Parce que j’ai prié simplement les paroles de Jésus lui-même.

J’ai prié avec lui le Père. En disant ces paroles, c’est peut être même Jésus qui prie en moi.

 

Chers frères et sœurs en Christ,

Retenons peut être ce matin ceci : le Notre Père, que nous disons si souvent au culte ou dans des réunions d’église, est aussi une prière qui peut soutenir, nourrir, enrichir notre prière personnelle.

Et ainsi renouveler notre vie spirituelle et notre engagement chrétien.

 

Cette prière se propose à tous. Elle est à la portée de tous.
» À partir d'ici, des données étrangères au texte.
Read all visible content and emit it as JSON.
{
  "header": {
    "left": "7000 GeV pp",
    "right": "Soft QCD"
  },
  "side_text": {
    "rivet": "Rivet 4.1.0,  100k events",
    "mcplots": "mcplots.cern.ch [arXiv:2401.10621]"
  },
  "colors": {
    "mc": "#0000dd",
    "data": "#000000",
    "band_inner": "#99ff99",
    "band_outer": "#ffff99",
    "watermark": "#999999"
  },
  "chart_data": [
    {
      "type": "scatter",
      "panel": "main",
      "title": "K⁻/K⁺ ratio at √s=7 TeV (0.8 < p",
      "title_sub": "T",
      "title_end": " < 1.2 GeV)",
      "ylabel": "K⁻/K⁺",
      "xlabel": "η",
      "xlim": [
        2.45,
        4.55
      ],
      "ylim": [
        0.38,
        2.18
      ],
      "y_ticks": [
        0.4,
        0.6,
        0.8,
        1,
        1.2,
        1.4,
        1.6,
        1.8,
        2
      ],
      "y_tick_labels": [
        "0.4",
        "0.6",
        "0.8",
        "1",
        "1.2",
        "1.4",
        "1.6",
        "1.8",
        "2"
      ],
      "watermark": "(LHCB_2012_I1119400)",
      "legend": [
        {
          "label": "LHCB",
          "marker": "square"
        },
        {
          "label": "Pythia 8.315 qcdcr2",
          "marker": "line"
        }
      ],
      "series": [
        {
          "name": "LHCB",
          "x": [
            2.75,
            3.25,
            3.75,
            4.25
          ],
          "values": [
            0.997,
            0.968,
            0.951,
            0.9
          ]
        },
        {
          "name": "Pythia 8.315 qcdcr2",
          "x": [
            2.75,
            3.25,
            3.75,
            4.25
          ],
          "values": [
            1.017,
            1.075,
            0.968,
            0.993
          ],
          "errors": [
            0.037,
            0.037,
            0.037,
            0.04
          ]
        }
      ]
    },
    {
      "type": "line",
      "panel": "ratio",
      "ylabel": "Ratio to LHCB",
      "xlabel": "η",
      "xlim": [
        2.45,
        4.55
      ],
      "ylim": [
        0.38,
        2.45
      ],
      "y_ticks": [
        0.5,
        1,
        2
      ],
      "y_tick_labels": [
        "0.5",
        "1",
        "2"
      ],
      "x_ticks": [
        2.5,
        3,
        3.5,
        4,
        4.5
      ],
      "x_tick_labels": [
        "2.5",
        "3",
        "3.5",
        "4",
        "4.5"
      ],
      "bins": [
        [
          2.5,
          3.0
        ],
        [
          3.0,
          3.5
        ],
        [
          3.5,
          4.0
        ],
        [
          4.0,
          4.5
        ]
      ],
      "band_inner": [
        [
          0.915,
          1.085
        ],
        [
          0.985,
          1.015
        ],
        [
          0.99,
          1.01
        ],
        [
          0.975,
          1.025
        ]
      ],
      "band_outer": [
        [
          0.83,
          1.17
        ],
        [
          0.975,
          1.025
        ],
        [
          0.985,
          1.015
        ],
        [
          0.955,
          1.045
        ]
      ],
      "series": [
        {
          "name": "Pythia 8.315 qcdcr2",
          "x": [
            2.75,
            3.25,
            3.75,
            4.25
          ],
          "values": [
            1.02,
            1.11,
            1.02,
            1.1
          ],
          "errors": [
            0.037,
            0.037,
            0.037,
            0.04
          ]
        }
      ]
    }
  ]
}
Dans n’importe quelle situation de la vie. A n’importe quel moment : je peux rejoindre

Jésus lui-même dans sa relation avec le Père par cette prière et laisser Jésus prier en moi

Et donc venir en moi par Son Esprit.

Prier le Notre Père c’est accueillir Jésus et son esprit en moi.

Nous ne devrons pas douter de cela une seconde.

 

Et voici une proposition qui peut vous aider pour vous réapproprier cette prière d’une manière nouvelle.

Au lieu de dire « Notre Père » vous pourriez dire « Mon Père ».

Et pareillement pour la suite : vous impliquez vous-même dans chaque phrase de cette prière.

« Mon Père…. que Ton Nom soit sanctifié en moi ; que ton règne vienne en moi

que ta volonté soit faite en moi »

 

Prier le Notre Père ainsi vous permettra d’abord de redécouvrir comment cette prière engage notre vie,

avec Dieu et avec les hommes.

à la suite de Jésus et dans son esprit,

 

Il y a 50 ans Dietrich Bonhoeffer dans son prison à Berlin, quelque mois avant d’être exécuté par les nazis avait médité d’une manière toute à fait prophétique sur la déchristianisation de la société occidentale et sur la manière que la foi chrétienne pourrait survivre à cela.

Et il a écrit ceci : « Le christianisme renaîtra s’il saura retrouver deux choses : la prière et l’action juste, la rencontre avec Dieu et l’agir solidaire envers les hommes. »

 

Pas de renouvellement de la vie d’église aujourd’hui et demain sans renouvellement spirituel

Ni sans des actes concrets de solidarité humaine.

 

Redécouvrons le Notre Père comme cette prière de Jésus, avec Jésus, qui nous engage avec Dieu et avec les hommes.